Normal pregnancy raises renal plasma flow and glomerular filtration, lowers serum creatinine, and increases urinary protein modestly. When baseline kidney function is reduced, these adaptations are blunted, and the hyperfiltration demand can accelerate decline. Reduced function and pre-existing proteinuria or hypertension predispose to superimposed pre-eclampsia, fetal growth restriction, and preterm birth, with risk rising as the stage of chronic kidney disease worsens. A central diagnostic challenge is that worsening proteinuria and hypertension may reflect either progression of the underlying renal disease or superimposed pre-eclampsia, because the two overlap clinically.

Clinical relevance

Understanding how kidney disease and pregnancy interact informs referral, the intensity of antenatal surveillance, and pre-conception counselling. This entry is reference orientation to the condition and its physiology; it does not provide creatinine or proteinuria thresholds, drug guidance, or delivery-timing recommendations for any individual.

Epidemiology

Outcomes worsen with advancing stage of chronic kidney disease and with the presence of hypertension and proteinuria; even mild disease is associated with increased risk of hypertensive complications and preterm birth relative to pregnancies without renal disease, as summarised in the UK clinical practice guideline and contemporary reviews.

History

Pregnancy was historically discouraged in women with significant kidney disease because of poor outcomes, but improvements in antenatal surveillance, blood-pressure management, and dialysis and transplantation broadened what is considered feasible.
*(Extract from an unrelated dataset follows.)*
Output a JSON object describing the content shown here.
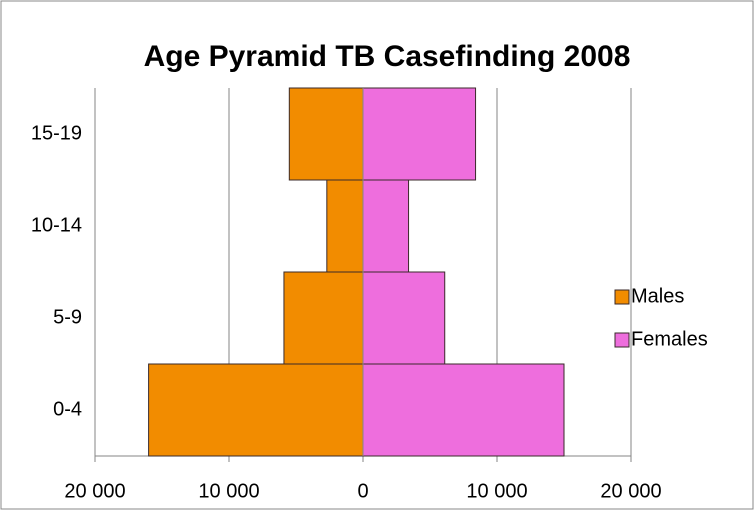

The 2019 UK clinical practice guideline on pregnancy and renal disease consolidated this evidence into a structured reference.

Related topics

Seminal works

  • wiles-2019

Frequently asked questions

Does pregnancy normally change kidney function?
Yes. In normal pregnancy renal blood flow and glomerular filtration increase and serum creatinine falls; impaired kidneys may not adapt in the same way, which is part of why kidney disease raises pregnancy risk.
Why is it hard to tell renal disease progression from pre-eclampsia?
Both can present with rising blood pressure and proteinuria in the later half of pregnancy, so distinguishing worsening of the underlying kidney disease from superimposed pre-eclampsia can be clinically difficult.